What are core beliefs? Core beliefs are rules or operating instructions for our lives. These beliefs often develop very early in our childhood and rarely ever identified, updated or corrected. What this means is that we end up carrying these beliefs well into adulthood, along with all the emotional baggage that they contain.
Chronic unhappiness is usually the result of our destructive core beliefs. When we learn to identify and correct these old beliefs, we open the door for us to have a happier, fulfilling life. Many of us deep down feel that we are not as happy as we should be and we feel stuck living a life we don’t want. Sometimes we feel ashamed or embarrassed by our past mistakes, not knowing how to let go of the past and move on. We get so caught up in the cycles of dependence, as we desperately want to move forward, but somehow we always seem to fall back. Always worrying about the future, despite knowing we have little control over the future. Worrying does little to improve any aspect of it. All it does is add to our anxieties.
3 Core Beliefs Crippling Your Happiness
- In order to do any difficult task I need to feel good – Motivation is a funny thing, when we have it, we feel energized, enthusiastic and we feel we can do anything. For example, Go to the gym, take a run, eat healthy etc. But what happens when we are not feeling motivated: we feel sluggish, and lazy when feeling this way can’t get things done. For example, getting out of bed and into the shower feels difficult. All and all motivation is a powerful force in our lives. It can push us to achieve anything. However, when it’s absent we become discourage from taking even the tinniest step toward them our goals or dreams. Feeling good is a consequence of, not a prerequisite for, feeling good. It is possible to train ourselves to do difficult tasks regardless of how we feel at the moment.
- In order to succeed I need to be hard on myself – When our core belief is success only comes from being hard on ourselves, it’s easier to fall into the habit of negative self-talk and depression, anxiety, and misery usually follows. Despite being hard on ourselves we were probably successful without being hard on ourselves, and not because of it. Negative self-talk is a burden that we can live without.

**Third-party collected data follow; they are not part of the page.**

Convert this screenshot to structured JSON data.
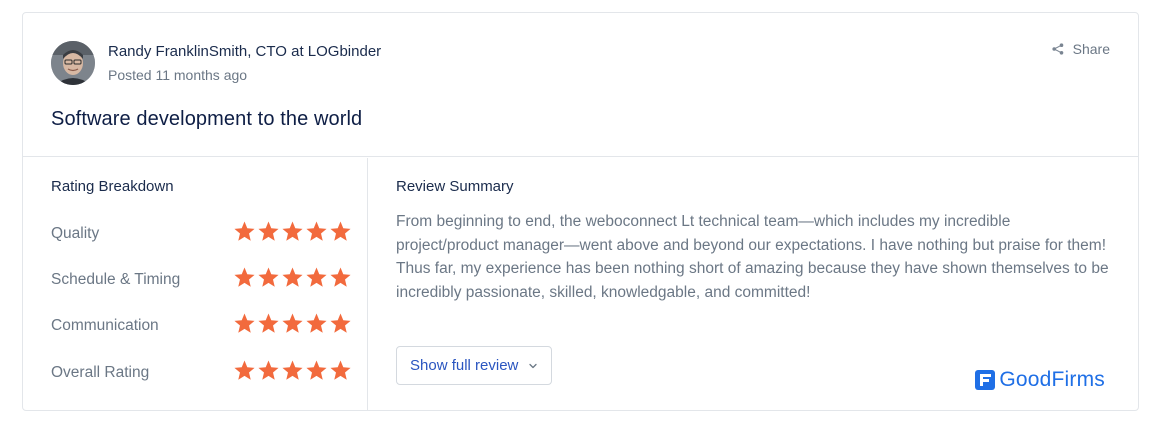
{
  "review": {
    "author": "Randy FranklinSmith, CTO at LOGbinder",
    "posted": "Posted 11 months ago",
    "share_label": "Share",
    "title": "Software development to the world"
  },
  "ratings": {
    "heading": "Rating Breakdown",
    "max_stars": 5,
    "items": [
      {
        "label": "Quality",
        "stars": 5
      },
      {
        "label": "Schedule & Timing",
        "stars": 5
      },
      {
        "label": "Communication",
        "stars": 5
      },
      {
        "label": "Overall Rating",
        "stars": 5
      }
    ]
  },
  "summary": {
    "heading": "Review Summary",
    "text": "From beginning to end, the weboconnect Lt technical team—which includes my incredible project/product manager—went above and beyond our expectations. I have nothing but praise for them! Thus far, my experience has been nothing short of amazing because they have shown themselves to be incredibly passionate, skilled, knowledgable, and committed!",
    "button_label": "Show full review"
  },
  "brand": {
    "name": "GoodFirms",
    "icon": "goodfirms-logo-icon"
  },
  "colors": {
    "star": "#f26a3d",
    "brand": "#1f6fe6",
    "link": "#2a55c0",
    "title": "#0e1e45",
    "muted": "#6b7785",
    "border": "#e3e6ea"
  }
}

- In order to be lovable I need to be successful – We tend to bind our self-worth with our successes in life, especially our material success, which is defined by others. From childhood we are taught that hard work pays off and it will lead to success and happiness. We are influenced by all sorts of well-intentions from family members, teachers, friends, to go to the prestigious schools, get into a well paying career in order to become successful and happy. The problem with this is as children we internalize these messages to mean, however irrational it may seem; that we can only be lovable and worthwhile if we are successful.